Kepala Desa Garung Lor Diduga Menyalahgunakan Program RTLH, Tim KJN Desak APH Lakukan Penyelidikan

WONOSOBO, Krimsus86.com – Dugaan penyalahgunaan anggaran Program Rumah Tidak Layak Huni (RTLH) di Desa Garung Lor, Kecamatan Sukoharjo, Kabupaten Wonosobo, kembali menjadi sorotan. Tim KJN mendesak Inspektorat Kabupaten Wonosobo dan aparat penegak hukum (APH) segera melakukan audit serta penyelidikan menyeluruh guna memastikan penggunaan anggaran sesuai ketentuan.

Dugaan tersebut mencuat setelah sejumlah warga mempertanyakan realisasi penggunaan anggaran yang dinilai tidak sesuai dengan peruntukannya. Menurut informasi yang dihimpun Tim KJN, dana yang semestinya digunakan untuk mendukung program RTLH dan kepentingan masyarakat diduga telah disalahgunakan.

Berita Lainnya

Tim KJN mengungkapkan bahwa pada 8 Mei 2026 mereka telah melakukan konfirmasi kepada Kepala Desa Garung Lor. Saat itu, kepala desa menyatakan bahwa dana yang dipermasalahkan telah dikembalikan ke kas desa melalui transfer.
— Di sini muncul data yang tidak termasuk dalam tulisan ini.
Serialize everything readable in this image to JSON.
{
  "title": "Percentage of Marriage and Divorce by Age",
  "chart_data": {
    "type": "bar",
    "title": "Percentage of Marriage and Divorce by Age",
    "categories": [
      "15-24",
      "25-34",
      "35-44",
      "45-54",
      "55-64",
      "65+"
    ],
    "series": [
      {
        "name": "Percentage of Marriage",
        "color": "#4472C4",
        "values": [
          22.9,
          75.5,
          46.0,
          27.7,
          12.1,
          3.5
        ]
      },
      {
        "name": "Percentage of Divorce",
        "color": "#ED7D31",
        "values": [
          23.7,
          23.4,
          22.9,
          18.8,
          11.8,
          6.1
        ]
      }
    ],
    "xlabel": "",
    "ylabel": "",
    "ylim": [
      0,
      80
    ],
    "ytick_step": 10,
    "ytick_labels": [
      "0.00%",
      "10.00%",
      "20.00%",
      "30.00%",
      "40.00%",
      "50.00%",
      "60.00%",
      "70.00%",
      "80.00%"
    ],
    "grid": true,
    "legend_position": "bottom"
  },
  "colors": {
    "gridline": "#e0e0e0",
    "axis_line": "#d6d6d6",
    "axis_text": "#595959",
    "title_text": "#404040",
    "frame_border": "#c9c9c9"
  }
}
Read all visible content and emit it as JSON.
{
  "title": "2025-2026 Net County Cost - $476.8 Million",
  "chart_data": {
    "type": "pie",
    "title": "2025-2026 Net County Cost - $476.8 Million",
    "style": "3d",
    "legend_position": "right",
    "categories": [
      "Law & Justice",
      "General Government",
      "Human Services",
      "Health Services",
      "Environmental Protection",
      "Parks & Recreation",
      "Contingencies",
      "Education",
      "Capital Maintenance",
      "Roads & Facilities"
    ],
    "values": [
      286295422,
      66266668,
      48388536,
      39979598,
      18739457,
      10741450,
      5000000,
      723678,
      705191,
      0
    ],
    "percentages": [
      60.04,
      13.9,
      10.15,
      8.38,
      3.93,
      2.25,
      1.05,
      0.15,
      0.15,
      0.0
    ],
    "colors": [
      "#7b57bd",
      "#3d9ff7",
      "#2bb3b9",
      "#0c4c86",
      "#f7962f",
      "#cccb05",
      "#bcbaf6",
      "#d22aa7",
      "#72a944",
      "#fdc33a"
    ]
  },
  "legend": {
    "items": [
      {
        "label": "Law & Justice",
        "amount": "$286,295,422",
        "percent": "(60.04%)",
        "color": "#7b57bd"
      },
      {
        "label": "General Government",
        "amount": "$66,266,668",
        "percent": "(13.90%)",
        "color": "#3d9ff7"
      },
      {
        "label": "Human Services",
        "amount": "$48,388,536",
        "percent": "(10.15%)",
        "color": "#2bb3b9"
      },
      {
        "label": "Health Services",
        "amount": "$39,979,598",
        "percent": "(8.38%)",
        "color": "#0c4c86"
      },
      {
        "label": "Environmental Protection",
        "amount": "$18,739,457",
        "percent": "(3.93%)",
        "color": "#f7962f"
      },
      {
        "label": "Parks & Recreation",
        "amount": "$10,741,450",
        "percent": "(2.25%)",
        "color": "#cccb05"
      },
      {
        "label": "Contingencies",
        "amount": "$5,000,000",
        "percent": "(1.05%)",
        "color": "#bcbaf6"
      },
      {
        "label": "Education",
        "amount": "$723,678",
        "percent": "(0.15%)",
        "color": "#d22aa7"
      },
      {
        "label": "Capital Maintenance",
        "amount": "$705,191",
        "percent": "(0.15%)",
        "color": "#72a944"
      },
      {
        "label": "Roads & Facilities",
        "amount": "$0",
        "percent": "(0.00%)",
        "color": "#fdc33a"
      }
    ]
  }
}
“Anggaran tersebut sudah saya kembalikan ke kas desa melalui transfer rekening desa, dan semua sudah beres menjadi tanggungan saya,” ujar kepala desa saat dikonfirmasi Tim KJN.

Namun, untuk memastikan kebenaran pernyataan tersebut, Tim KJN kembali melakukan investigasi ke Kantor Desa Garung Lor. Dalam konfirmasi kepada Sekretaris Desa (Sekdes), diperoleh keterangan yang berbeda.

Menurut Sekdes, hingga saat dilakukan konfirmasi, dirinya belum mengetahui adanya dana pengembalian yang masuk ke rekening kas desa dan juga belum pernah menerima bukti transfer sebagaimana yang disampaikan oleh kepala desa.

“Setahu saya sebagai Sekdes belum ada uang yang masuk ke rekening desa dan bukti transfer juga belum pernah diperlihatkan kepada saya. Saya harus menyampaikan sesuai fakta. Kami juga pernah dimintai keterangan oleh pihak kejaksaan dan saya menyampaikan apa adanya,” ujar Sekdes.

Atas adanya perbedaan keterangan tersebut, Tim KJN menilai perlu dilakukan pemeriksaan lebih lanjut oleh aparat yang berwenang. Selain itu, Tim KJN juga mempertanyakan proses administrasi, monitoring, dan pengawasan terhadap pelaksanaan Program RTLH yang dinilai perlu ditelusuri secara menyeluruh apabila ditemukan adanya dugaan penyimpangan.

Tim KJN meminta Inspektorat Kabupaten Wonosobo, Kejaksaan, dan aparat penegak hukum lainnya untuk melakukan audit terhadap penggunaan anggaran Program RTLH di Desa Garung Lor serta menindaklanjuti apabila ditemukan adanya pelanggaran sesuai ketentuan peraturan perundang-undangan yang berlaku.

Hingga berita ini diterbitkan, Kepala Desa Garung Lor belum memberikan penjelasan lanjutan terkait perbedaan keterangan mengenai dugaan pengembalian dana tersebut.